Monday, January 5, 2009
Now I have about a couple of dozen different textbooks and my collection grows every time I visit the thrift store or our local used bookstore. Sometimes I bring them home and realize they do indeed suck. Sometimes though, especially when I've chosen a textbook with some care, I find that they're interesting and engrossing and catch the interest of the kids. One of the first I picked up, Mathematical Ideas, sort of a general college text for kids not headed into math and science, is one I've worked through in parts and still enjoy taking down and reading. The Oxford Canadian geography and history texts have fantastic illustrations and lively writing. Catherine's Singapore Math texts constantly make me think about math in new ways. The art textbooks may weigh a ton but are still fun to flip through. The high school biology text doesn't turn my crank but Catherine loves the pictures and illustrations.

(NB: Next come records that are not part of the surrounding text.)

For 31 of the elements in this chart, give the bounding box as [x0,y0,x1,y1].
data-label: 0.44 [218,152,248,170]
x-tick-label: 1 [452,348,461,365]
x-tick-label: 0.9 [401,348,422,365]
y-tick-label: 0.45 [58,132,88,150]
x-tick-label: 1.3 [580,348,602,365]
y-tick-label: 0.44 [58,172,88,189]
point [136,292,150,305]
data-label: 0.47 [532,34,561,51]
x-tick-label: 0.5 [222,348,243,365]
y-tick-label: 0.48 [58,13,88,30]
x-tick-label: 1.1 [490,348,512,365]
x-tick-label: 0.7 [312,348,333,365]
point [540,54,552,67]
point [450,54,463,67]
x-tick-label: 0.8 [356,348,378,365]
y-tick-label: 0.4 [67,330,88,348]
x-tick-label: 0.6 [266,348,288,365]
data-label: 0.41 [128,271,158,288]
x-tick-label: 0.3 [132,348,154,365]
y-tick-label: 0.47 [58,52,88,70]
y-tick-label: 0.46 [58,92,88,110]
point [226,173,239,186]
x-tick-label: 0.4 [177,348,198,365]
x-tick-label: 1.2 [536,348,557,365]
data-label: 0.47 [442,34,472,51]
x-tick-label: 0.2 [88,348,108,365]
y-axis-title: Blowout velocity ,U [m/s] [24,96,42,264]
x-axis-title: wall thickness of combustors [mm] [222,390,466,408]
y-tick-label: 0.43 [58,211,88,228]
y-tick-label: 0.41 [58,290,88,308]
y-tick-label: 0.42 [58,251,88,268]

It is my opinion that, like any genre, textbooks have their stinkers but also have their masterpeices.
I was recently following a discussion on textbooks on an unschooling list (which I joined hoping to rediscover my unschooling roots) where the general thinking (or my interpretation of it anyway) seemed to be that textbooks weren't capable of being good learning tools and perhaps really had no business in an unschooling house. It surprised me although, considering that was my own opinion a few years back, it shouldn't have.
But are there unschoolers out there, honest-to-goodness radical unschoolers, who love a great textbook? Who see real value and joy in sitting down with say, an algebra text and working through it? Who clap their hands and squeal with joy when they see a copy of Campbell's Biology in a thrift store for a dollar?
Because I do love a great textbook. I'm sort of wondering if that love means I've taken an irreversible step over into the dark side.
Thursday, January 1, 2009
We've been producing aliens since the 25th. Great fun. There's lots of opportunity for variety since you choose the the head and body seperately and since (if you buy the refill kit as we did) you have a choice of 5 colours to use.
The really great thing about the martian creations is that when the goo hardens and you take them out of their mold you can feel the water that they've shed in order to harden. Leave them out for a couple of days and they shrink to less then a quarter of their original size. Pour goo on the table rather then in the clay mold and they don't dry any where near as fast. Put the dehydrated matter in a container of water and they regain some of their former size. Store them in an air tight container and they retain most of their moisture although they do seem to get slimy.
I looked at all kinds of fancy and sophisticated science toys when I was Christmas shopping. Martian Matters was one of things things that didn't even make the list as a science toy but, in my mind, was rather what the Classical homeschoolers label twaddle. Useless fun but not much more. How wrong I was.